Two-thirds of Canadians (69 per cent) are still feeling good about their finances – but that’s a 5 per cent drop from last year according to a new poll by CIBC.
Leading the pessimism, unsurprisingly, are Alberta residents, who suffered a rough 2015 with a downturn in the oil industry and falling house prices. As a result, they’re downright heartbroken about their finances for the upcoming year with just 63 per cent of residents feeling positive – down from 84 per cent last year.
The oil industry may be mainly contained to Alberta, yet all Canadian residents, with the exception of those living in Manitoba and Saskatchewan, are feeling less confident compared to last year. The real culprit may have nothing to do with their area or residence; it may be something that affects all of us.
Debt Repayment Still a Major Concern
For the sixth year in a row paying down debt is the top financial goal of Canadians in 2016 according to a different poll also conducted by CIBC. With the debt to income ratio sitting at a record high for Canadians, it’s safe to say that some households are feeling the pressure.
Also read: Canada’s Debt-to-Income Ratio Hits 164.4%>
“Every year Canadians tell us they want to get out of the red” says Christina Kramer, executive vice president at CIBC. “Yet each following year debt reduction is still their top financial priority which indicates many are not making the headway they want,”
It doesn’t matter how old you are or what your job status is; reducing debt can be tough, especially if you taken on too much.
Steps to Reducing Debt
1. Create a realistic budget: Tracking your spending is the best way to get a realistic picture of where your money is going. Once you have the information, you can make adjustments to your spending and focus on reducing debt. It may also be worth switching to a cash only budget so you’ll only spend money that you have on hand.
Also read: 3 Easy Steps to Track Spending>
2. Prioritize your debt: If you have multiple kinds of debt, create a list of what your balance and interest rates are. You want to prioritize high interest debts first, but keep in mind that making just the minimum payment will never get you back in the black.
3. Talk to a professional: If you’re finding your debt to me unmanageable, don’t be afraid to reach out for help. Credit Canada Debt Solutions is a free service that has helped more than 2,000,000 Canadians with their debt. You don’t need to be near bankruptcy to work with them; they help anyone who’s looking for a solution to their debt.

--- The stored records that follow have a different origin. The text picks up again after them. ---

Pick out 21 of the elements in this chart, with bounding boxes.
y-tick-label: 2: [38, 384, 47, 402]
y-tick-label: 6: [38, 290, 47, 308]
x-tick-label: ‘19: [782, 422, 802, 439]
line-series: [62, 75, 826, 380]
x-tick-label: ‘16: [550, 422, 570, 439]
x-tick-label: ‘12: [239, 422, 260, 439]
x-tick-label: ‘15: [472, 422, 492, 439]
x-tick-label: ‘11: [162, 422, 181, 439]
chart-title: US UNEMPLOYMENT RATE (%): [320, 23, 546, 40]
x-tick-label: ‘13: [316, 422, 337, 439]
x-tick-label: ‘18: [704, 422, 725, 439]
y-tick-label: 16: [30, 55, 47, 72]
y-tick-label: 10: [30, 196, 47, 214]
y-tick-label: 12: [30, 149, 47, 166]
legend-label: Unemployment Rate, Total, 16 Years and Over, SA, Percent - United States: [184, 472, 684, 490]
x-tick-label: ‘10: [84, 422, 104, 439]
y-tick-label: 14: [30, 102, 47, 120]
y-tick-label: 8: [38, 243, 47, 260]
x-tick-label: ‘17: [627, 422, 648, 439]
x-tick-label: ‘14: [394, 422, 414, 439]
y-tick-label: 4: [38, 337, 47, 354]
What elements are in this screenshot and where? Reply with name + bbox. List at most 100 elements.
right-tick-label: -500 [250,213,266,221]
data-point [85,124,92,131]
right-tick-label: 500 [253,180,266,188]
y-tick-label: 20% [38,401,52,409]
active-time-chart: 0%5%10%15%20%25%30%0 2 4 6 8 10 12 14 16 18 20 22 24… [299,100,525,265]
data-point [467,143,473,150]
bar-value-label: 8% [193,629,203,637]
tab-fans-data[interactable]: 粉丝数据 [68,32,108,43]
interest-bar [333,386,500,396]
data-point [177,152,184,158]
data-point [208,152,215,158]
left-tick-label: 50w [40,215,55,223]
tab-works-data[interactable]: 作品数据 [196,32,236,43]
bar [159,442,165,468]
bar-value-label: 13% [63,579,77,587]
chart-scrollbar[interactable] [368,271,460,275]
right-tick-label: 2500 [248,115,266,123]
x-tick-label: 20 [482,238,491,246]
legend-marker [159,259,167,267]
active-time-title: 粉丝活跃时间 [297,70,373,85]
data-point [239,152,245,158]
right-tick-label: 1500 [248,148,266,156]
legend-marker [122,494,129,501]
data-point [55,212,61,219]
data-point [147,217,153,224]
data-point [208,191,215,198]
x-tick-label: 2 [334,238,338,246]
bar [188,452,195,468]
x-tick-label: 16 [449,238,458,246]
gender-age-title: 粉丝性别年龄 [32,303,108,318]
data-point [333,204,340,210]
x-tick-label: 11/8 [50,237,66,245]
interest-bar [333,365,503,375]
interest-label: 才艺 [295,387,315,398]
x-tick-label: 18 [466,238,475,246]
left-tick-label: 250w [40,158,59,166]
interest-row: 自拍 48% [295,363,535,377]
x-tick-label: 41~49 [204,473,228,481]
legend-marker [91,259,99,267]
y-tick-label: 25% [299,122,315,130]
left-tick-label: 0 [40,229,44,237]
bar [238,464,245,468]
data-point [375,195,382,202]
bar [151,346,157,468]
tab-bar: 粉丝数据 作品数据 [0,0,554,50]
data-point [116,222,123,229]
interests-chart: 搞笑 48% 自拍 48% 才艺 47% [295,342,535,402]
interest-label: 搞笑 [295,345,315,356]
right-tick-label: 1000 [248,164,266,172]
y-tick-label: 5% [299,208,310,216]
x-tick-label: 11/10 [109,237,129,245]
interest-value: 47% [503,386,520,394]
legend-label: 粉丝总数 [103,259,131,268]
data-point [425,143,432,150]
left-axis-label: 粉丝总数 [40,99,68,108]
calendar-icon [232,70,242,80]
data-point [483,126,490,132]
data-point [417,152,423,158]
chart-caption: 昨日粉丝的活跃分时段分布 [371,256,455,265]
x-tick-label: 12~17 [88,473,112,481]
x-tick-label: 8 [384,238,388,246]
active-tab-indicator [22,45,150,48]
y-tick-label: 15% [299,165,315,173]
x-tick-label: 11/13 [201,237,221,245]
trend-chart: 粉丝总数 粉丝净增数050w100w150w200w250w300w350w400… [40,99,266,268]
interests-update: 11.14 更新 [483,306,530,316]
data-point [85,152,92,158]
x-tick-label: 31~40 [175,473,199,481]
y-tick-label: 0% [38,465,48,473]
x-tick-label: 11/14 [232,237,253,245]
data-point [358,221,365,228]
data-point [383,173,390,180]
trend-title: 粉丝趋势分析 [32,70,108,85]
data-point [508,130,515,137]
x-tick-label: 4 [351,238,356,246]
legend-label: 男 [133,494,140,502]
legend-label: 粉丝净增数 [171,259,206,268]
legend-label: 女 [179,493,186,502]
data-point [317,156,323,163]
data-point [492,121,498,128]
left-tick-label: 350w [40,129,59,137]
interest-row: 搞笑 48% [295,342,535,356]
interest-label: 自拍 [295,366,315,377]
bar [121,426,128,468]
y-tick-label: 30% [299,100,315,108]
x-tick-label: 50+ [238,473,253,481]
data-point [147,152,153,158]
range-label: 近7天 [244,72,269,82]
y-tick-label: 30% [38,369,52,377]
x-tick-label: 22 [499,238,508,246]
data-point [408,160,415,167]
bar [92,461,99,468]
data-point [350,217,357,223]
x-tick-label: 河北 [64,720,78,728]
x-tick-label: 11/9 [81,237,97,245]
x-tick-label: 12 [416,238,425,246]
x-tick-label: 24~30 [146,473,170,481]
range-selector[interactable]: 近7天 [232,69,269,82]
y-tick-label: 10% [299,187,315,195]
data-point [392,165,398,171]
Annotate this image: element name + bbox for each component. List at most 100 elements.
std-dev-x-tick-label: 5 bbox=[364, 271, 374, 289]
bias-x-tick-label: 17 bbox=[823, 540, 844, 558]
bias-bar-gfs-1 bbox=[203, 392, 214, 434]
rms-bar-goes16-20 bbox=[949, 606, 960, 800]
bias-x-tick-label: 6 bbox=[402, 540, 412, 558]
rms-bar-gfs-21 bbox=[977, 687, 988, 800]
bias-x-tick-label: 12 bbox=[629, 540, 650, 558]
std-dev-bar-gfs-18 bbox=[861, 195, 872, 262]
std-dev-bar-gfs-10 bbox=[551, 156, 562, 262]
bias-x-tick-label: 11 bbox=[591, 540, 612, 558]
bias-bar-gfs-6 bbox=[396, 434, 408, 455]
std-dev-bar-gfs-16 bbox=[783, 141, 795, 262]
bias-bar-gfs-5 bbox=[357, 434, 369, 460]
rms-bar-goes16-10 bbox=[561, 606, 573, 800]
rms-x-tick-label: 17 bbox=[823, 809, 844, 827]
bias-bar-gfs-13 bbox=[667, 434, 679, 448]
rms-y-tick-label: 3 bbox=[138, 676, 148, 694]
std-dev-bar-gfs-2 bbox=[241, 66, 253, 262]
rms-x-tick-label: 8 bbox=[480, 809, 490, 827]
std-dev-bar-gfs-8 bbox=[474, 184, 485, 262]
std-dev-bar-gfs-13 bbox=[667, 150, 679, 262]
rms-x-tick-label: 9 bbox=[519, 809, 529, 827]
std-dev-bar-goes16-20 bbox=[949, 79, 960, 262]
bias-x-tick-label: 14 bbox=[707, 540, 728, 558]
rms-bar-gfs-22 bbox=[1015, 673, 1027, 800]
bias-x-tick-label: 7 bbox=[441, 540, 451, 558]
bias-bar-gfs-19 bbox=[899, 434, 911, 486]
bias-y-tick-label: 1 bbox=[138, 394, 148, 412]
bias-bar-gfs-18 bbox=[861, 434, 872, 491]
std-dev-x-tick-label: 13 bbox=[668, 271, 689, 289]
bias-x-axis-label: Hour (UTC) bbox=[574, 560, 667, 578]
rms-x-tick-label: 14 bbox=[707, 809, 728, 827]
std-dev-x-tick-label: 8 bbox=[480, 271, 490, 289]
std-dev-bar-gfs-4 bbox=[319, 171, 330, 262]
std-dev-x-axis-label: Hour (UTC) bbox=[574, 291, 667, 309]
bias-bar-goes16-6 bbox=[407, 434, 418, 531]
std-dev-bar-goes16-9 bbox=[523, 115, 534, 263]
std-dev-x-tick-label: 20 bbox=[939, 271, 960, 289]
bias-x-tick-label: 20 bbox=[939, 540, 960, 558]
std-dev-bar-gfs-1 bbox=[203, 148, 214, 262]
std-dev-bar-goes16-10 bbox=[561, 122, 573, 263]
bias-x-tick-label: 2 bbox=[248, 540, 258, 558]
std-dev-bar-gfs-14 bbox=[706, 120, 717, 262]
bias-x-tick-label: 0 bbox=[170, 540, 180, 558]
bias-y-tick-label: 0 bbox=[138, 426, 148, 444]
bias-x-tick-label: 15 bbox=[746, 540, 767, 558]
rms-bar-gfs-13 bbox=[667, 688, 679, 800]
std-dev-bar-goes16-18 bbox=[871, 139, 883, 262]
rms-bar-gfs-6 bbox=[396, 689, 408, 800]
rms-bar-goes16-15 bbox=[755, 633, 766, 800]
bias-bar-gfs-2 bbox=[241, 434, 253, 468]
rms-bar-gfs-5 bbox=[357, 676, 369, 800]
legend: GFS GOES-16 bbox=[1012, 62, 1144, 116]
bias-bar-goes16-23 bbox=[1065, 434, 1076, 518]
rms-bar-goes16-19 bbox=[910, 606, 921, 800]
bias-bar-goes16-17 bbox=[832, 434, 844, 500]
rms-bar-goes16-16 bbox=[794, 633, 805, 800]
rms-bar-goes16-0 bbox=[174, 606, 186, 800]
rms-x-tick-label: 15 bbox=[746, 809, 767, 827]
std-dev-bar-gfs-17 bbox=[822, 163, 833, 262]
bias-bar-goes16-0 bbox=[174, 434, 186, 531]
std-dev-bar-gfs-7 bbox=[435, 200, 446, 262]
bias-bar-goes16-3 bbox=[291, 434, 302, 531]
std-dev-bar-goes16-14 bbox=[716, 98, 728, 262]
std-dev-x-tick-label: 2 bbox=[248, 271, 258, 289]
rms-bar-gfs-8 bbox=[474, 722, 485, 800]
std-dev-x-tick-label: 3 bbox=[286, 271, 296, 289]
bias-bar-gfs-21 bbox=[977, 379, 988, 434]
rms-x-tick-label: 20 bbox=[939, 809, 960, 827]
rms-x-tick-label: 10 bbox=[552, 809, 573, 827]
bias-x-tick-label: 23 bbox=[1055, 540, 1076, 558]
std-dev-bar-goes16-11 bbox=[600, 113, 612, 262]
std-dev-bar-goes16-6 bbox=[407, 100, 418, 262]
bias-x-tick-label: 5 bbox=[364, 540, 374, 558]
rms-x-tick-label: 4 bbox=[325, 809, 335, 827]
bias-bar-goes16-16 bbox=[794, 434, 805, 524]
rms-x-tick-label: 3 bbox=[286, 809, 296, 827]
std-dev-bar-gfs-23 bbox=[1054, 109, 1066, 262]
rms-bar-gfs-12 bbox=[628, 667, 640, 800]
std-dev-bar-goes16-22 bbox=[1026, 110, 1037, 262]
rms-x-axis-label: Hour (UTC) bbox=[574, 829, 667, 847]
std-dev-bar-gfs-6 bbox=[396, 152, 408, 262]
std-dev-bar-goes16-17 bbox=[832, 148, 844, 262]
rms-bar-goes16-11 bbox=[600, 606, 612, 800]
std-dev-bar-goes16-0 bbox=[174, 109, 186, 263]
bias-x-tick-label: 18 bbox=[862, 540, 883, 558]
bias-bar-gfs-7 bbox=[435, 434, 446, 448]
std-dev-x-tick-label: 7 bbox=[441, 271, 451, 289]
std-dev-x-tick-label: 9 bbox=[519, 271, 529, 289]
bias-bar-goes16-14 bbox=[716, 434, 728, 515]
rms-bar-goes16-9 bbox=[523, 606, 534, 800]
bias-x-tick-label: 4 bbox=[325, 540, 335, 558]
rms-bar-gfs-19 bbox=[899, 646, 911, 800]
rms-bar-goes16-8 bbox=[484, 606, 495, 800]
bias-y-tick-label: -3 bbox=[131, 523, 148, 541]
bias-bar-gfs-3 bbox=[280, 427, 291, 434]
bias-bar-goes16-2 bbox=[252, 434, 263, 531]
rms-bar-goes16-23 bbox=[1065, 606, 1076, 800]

Being Realistic About the Situation
Interesting enough, 80 per cent of those surveyed are confident they’ll meet their future financial goals. It’s great to see that they’re optimistic, but that doesn’t address their current situations. The start of 2016 saw stock markets drop around the world, and the most recent announcement from the Bank of Canada doesn’t exactly scream confidence.
Canadians have become so focused on debt reduction that they have started to ignore other parts of their finances. Confidence alone won’t help you establish an emergency fund, save for retirement, or contribute to your child’s RESP – those require year-round attention.
Without some kind of financial plan in place, it’s not realistic to think that you’ll achieve your financial goals in the present or the future.